Il primo è un mesto dialogo tra Saul, che rientra a casa dopo l’intera nottata passata alla CIA, e Mira. Lui le spiega d’aver chiesto a Estes il trasferimento a Nuova Delhi per starle vicino; Mira ha infatti deciso di tornare in patria e lavorare per la Croce Rossa. Tuttavia, Berenson subisce un duro colpo: la moglie non è entusiasta della decisione, anzi, vuole rompere, tornare in India da sola. Il personaggio di Patinkin è incredulo, amareggiato: è finita? Difficile anche la situazione in casa Brody; o, meglio, sulla soglia della bella villetta. Nicholas rientra, assonnato e in disordine, quando Jessica sta per accompagnare i figli a scuola in auto. La moglie lo ignora, come anche Chris, sconvolto dall’aggressione a Mike, al quale è molto affezionato. Solo la ribelle Dana si ferma a scambiare uno sguardo d’intesa con il papà. Intanto, a Langley, Saul, da poco scaricato dalla moglie, sta nuovamente sottoponendosi al poligrafo. Alla domanda sulla famigerata lametta, e al “No” dell’interrogato, questa volta non c’è alcuna sorpresa: possiamo fidarci di Saul. Esaurita la seduta di quest’ultimo, tocca al sergente Brody; eccolo che arriva, ben vestito e ripresosi dai bagordi di qualche ora prima, e comincia a farsi scandagliare dal poligrafo. Protetta da un vetro semiriflettente, lo osserva colei con cui ha condiviso, appena poche ore prima, alcuni minuti di sesso ad altra gradazione alcolica. Carrie pare ora guardarlo con occhi tutt’altro che amorevoli; gli fa la posta, pronta ad apprezzare la caduta del sergente, sicuro di sé e tranquillo, alla domanda sulla lametta. Tuttavia, quando il sergente nega serenamente d’aver fornito ad Hamid l’oggetto, il poligrafo lo giudica credibile; Carrie, in collegamento con Larry, fa ripetere la domanda, ma l’esito non cambia. La Mathison non si dà per vinta e, irritando Saul, che le sta a fianco, ordina a Larry di domandare a Nick se abbia mai tradito la moglie. Il “No” del marine è convincente per la macchina della verità: ma lo spettatore e, naturalmente, Carrie, sanno che le cose non stanno così. “Sta mentendo”, dice la Mathison a Berenson, senza naturalmente potergli spiegare perché ne sia tanto sicura e, risultando ancora una volta, agli occhi del mentore, intenzionata a forzare le cose a vantaggio della sua tesi.
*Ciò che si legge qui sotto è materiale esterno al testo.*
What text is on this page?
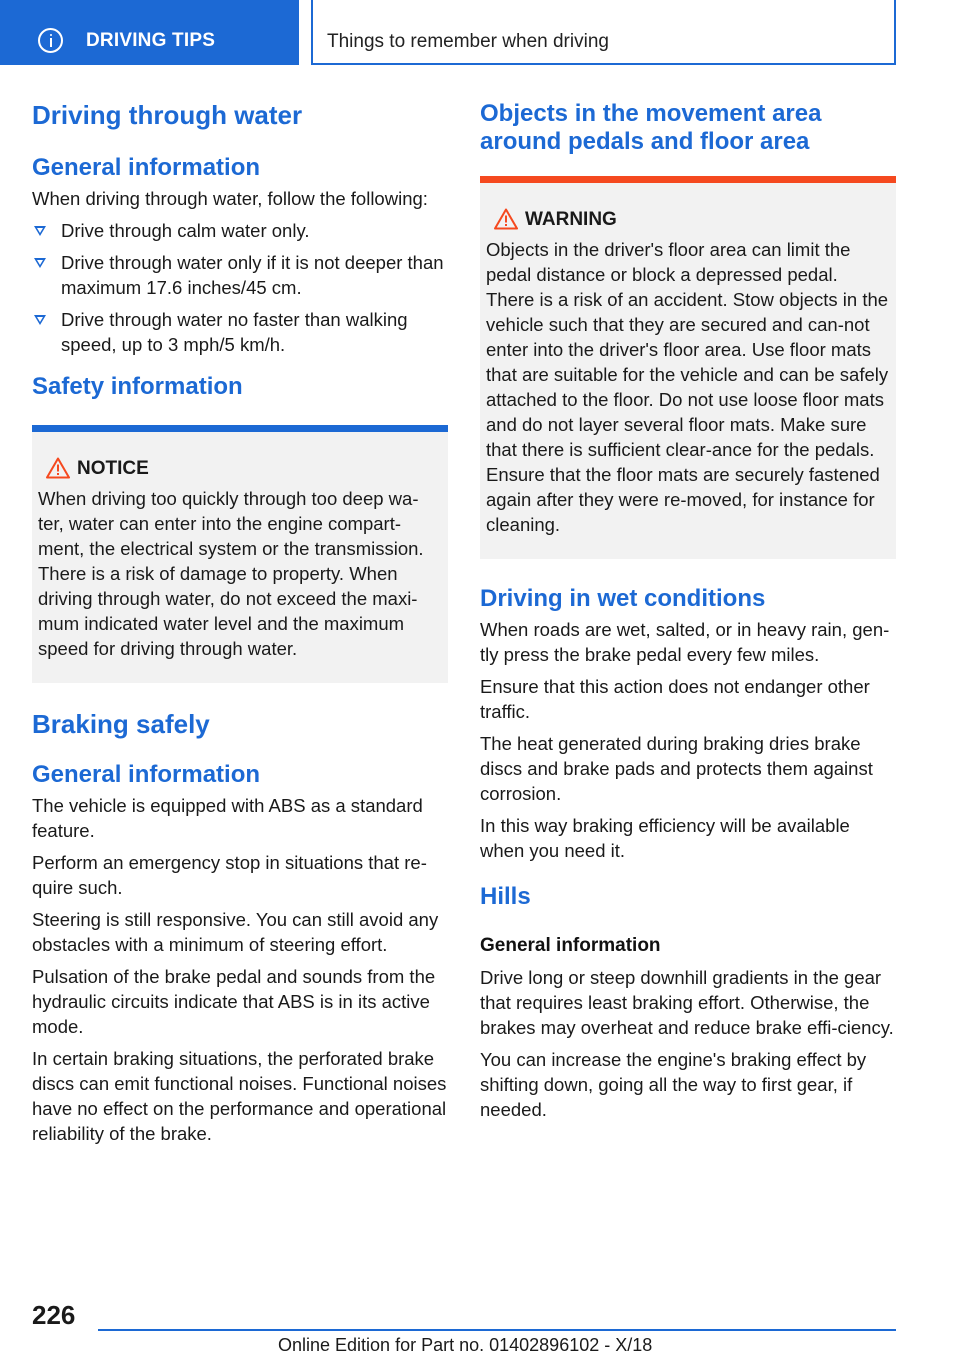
DRIVING TIPS	Things to remember when driving
Driving through water
General information

When driving through water, follow the following:

Drive through calm water only.
Drive through water only if it is not deeper than maximum 17.6 inches/45 cm.
Drive through water no faster than walking speed, up to 3 mph/5 km/h.
Safety information
NOTICE

When driving too quickly through too deep wa‐ter, water can enter into the engine compart‐ment, the electrical system or the transmission. There is a risk of damage to property. When driving through water, do not exceed the maxi‐mum indicated water level and the maximum speed for driving through water.

Braking safely
General information

The vehicle is equipped with ABS as a standard feature.

Perform an emergency stop in situations that re‐quire such.

Steering is still responsive. You can still avoid any obstacles with a minimum of steering effort.

Pulsation of the brake pedal and sounds from the hydraulic circuits indicate that ABS is in its active mode.

In certain braking situations, the perforated brake discs can emit functional noises. Functional noises have no effect on the performance and operational reliability of the brake.

Objects in the movement area around pedals and floor area
WARNING

Objects in the driver's floor area can limit the pedal distance or block a depressed pedal. There is a risk of an accident. Stow objects in the vehicle such that they are secured and can‐not enter into the driver's floor area. Use floor mats that are suitable for the vehicle and can be safely attached to the floor. Do not use loose floor mats and do not layer several floor mats. Make sure that there is sufficient clear‐ance for the pedals. Ensure that the floor mats are securely fastened again after they were re‐moved, for instance for cleaning.

Driving in wet conditions

When roads are wet, salted, or in heavy rain, gen‐tly press the brake pedal every few miles.

Ensure that this action does not endanger other traffic.

The heat generated during braking dries brake discs and brake pads and protects them against corrosion.

In this way braking efficiency will be available when you need it.

Hills
General information

Drive long or steep downhill gradients in the gear that requires least braking effort. Otherwise, the brakes may overheat and reduce brake effi‐ciency.

You can increase the engine's braking effect by shifting down, going all the way to first gear, if needed.

226
Online Edition for Part no. 01402896102 - X/18
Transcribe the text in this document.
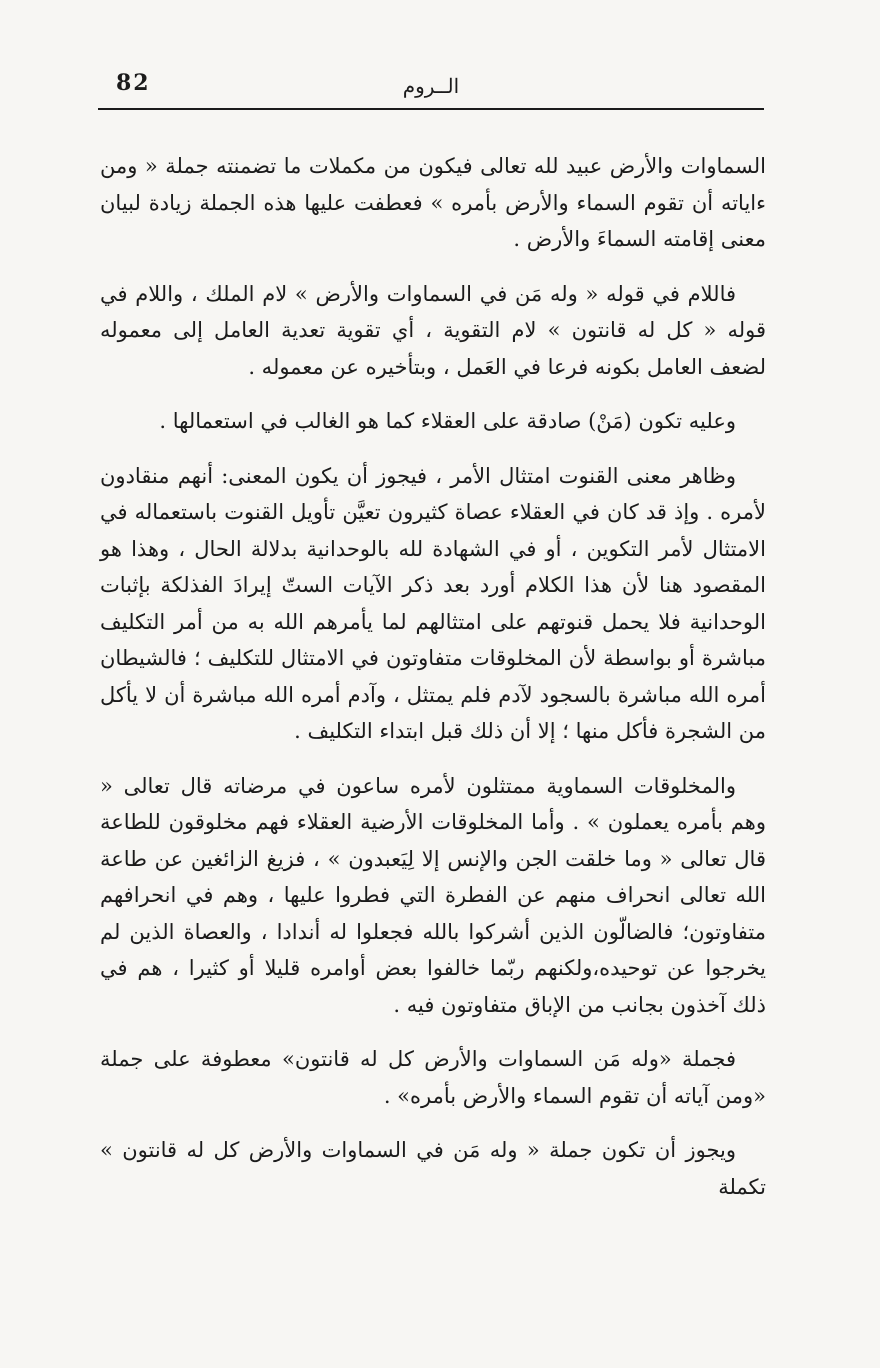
82	الــروم

السماوات والأرض عبيد لله تعالى فيكون من مكملات ما تضمنته جملة « ومن ءاياته أن تقوم السماء والأرض بأمره » فعطفت عليها هذه الجملة زيادة لبيان معنى إقامته السماءَ والأرض .

فاللام في قوله « وله مَن في السماوات والأرض » لام الملك ، واللام في قوله « كل له قانتون » لام التقوية ، أي تقوية تعدية العامل إلى معموله لضعف العامل بكونه فرعا في العَمل ، وبتأخيره عن معموله .

وعليه تكون (مَنْ) صادقة على العقلاء كما هو الغالب في استعمالها .

وظاهر معنى القنوت امتثال الأمر ، فيجوز أن يكون المعنى: أنهم منقادون لأمره . وإذ قد كان في العقلاء عصاة كثيرون تعيَّن تأويل القنوت باستعماله في الامتثال لأمر التكوين ، أو في الشهادة لله بالوحدانية بدلالة الحال ، وهذا هو المقصود هنا لأن هذا الكلام أورد بعد ذكر الآيات الستّ إيرادَ الفذلكة بإثبات الوحدانية فلا يحمل قنوتهم على امتثالهم لما يأمرهم الله به من أمر التكليف مباشرة أو بواسطة لأن المخلوقات متفاوتون في الامتثال للتكليف ؛ فالشيطان أمره الله مباشرة بالسجود لآدم فلم يمتثل ، وآدم أمره الله مباشرة أن لا يأكل من الشجرة فأكل منها ؛ إلا أن ذلك قبل ابتداء التكليف .

والمخلوقات السماوية ممتثلون لأمره ساعون في مرضاته قال تعالى « وهم بأمره يعملون » . وأما المخلوقات الأرضية العقلاء فهم مخلوقون للطاعة قال تعالى « وما خلقت الجن والإنس إلا لِيَعبدون » ، فزيغ الزائغين عن طاعة الله تعالى انحراف منهم عن الفطرة التي فطروا عليها ، وهم في انحرافهم متفاوتون؛ فالضالّون الذين أشركوا بالله فجعلوا له أندادا ، والعصاة الذين لم يخرجوا عن توحيده،ولكنهم ربّما خالفوا بعض أوامره قليلا أو كثيرا ، هم في ذلك آخذون بجانب من الإباق متفاوتون فيه .

فجملة «وله مَن السماوات والأرض كل له قانتون» معطوفة على جملة «ومن آياته أن تقوم السماء والأرض بأمره» .

ويجوز أن تكون جملة « وله مَن في السماوات والأرض كل له قانتون » تكملة
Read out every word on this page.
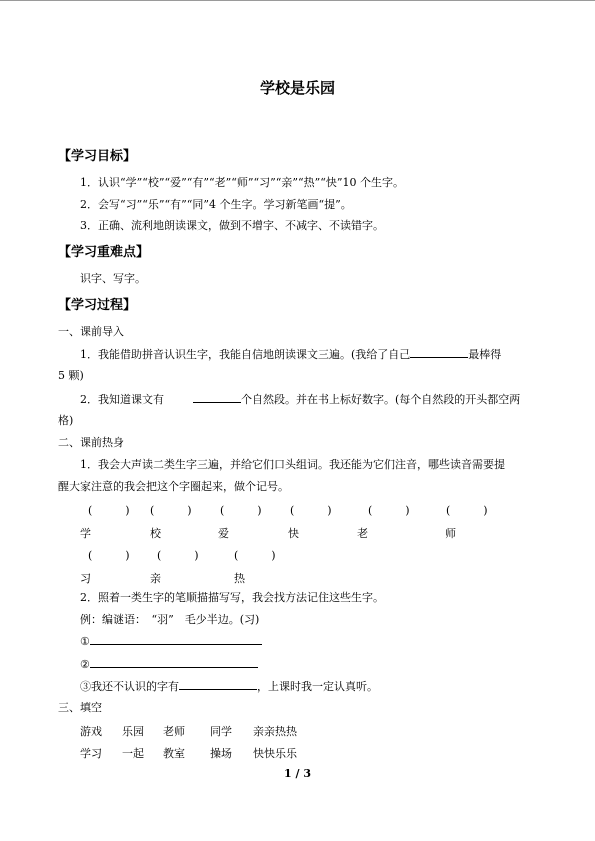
学校是乐园
【学习目标】
1．认识“学”“校”“爱”“有”“老”“师”“习”“亲”“热”“快”10 个生字。
2．会写“习”“乐”“有”“同”4 个生字。学习新笔画“提”。
3．正确、流利地朗读课文，做到不增字、不减字、不读错字。
【学习重难点】
识字、写字。
【学习过程】
一、课前导入
1．我能借助拼音认识生字，我能自信地朗读课文三遍。(我给了自己	最棒得
5 颗)
2．我知道课文有	个自然段。并在书上标好数字。(每个自然段的开头都空两
格)
二、课前热身
1．我会大声读二类生字三遍，并给它们口头组词。我还能为它们注音，哪些读音需要提
醒大家注意的我会把这个字圈起来，做个记号。
(　　　) (　　　)	(　　　)	(　　　)	(　　　)	(　　　)
学	校	爱	快	老	师
(　　　) (　　　)	(　　　)
习	亲	热
2．照着一类生字的笔顺描描写写，我会找方法记住这些生字。
例：编谜语：　“羽”　毛少半边。(习)
①
②
③我还不认识的字有	，上课时我一定认真听。
三、填空
游戏 乐园 老师 同学 亲亲热热
学习 一起 教室 操场 快快乐乐
1 / 3
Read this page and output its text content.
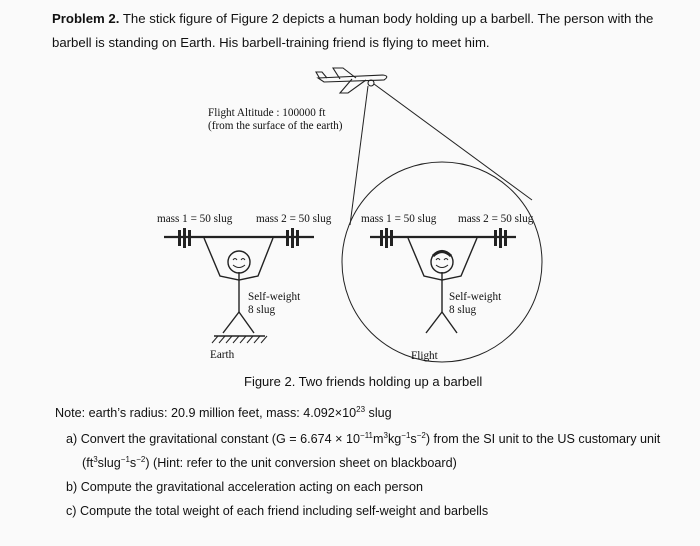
Problem 2. The stick figure of Figure 2 depicts a human body holding up a barbell. The person with the barbell is standing on Earth. His barbell-training friend is flying to meet him.
Flight Altitude : 100000 ft
(from the surface of the earth)
mass 1 = 50 slug mass 2 = 50 slug
Self-weight
8 slug
Earth
mass 1 = 50 slug mass 2 = 50 slug
Self-weight
8 slug
Flight
Figure 2. Two friends holding up a barbell
Note: earth’s radius: 20.9 million feet, mass: $4.092\times 10^{23}$ slug
a) Convert the gravitational constant $(G = 6.674 \times 10^{-11}m^3kg^{-1}s^{-2})$ from the SI unit to the US customary unit
$(ft^3slug^{-1}s^{-2})$ (Hint: refer to the unit conversion sheet on blackboard)
b) Compute the gravitational acceleration acting on each person
c) Compute the total weight of each friend including self-weight and barbells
Lasciando la struttura, la Mathison incrocia Brody nel parcheggio; il sergente le offre un passaggio in macchina, lei accetta, con quell’indecifrabile espressione, creata ad arte dalla Danes, già più volte incontrata, fondamentale per ritagliare gli instabili contorni e sentimenti del personaggio. L’episodio termina; cosa resta a chi, seguendolo, è ormai giunto a metà della serie? Per quanto (non) ne sa lo spettatore, c’è la possibilità che accadano molte e differenti cose. I sospetti di Carrie si potrebbero sgretolare, aprendo la strada a un amore che col terrorismo c’entra poco; oppure, all’opposto, gli apparentemente totali cedimenti sentimentali della donna nei confronti dell’oscuro redivivo potrebbero rivelarsi come controllatissimi tasselli di una strategia investigativa. Col solito serbatoio di punti interrogativi, e magari con qualche disperata domanda da lanciare in un forum di aficionados, non resta che attendere la settima mossa di questa serie che, come un bravo professore, dà tanto allo spettatore-studente e, da questi, tanto pretende in termini di attenzione e interpretazione.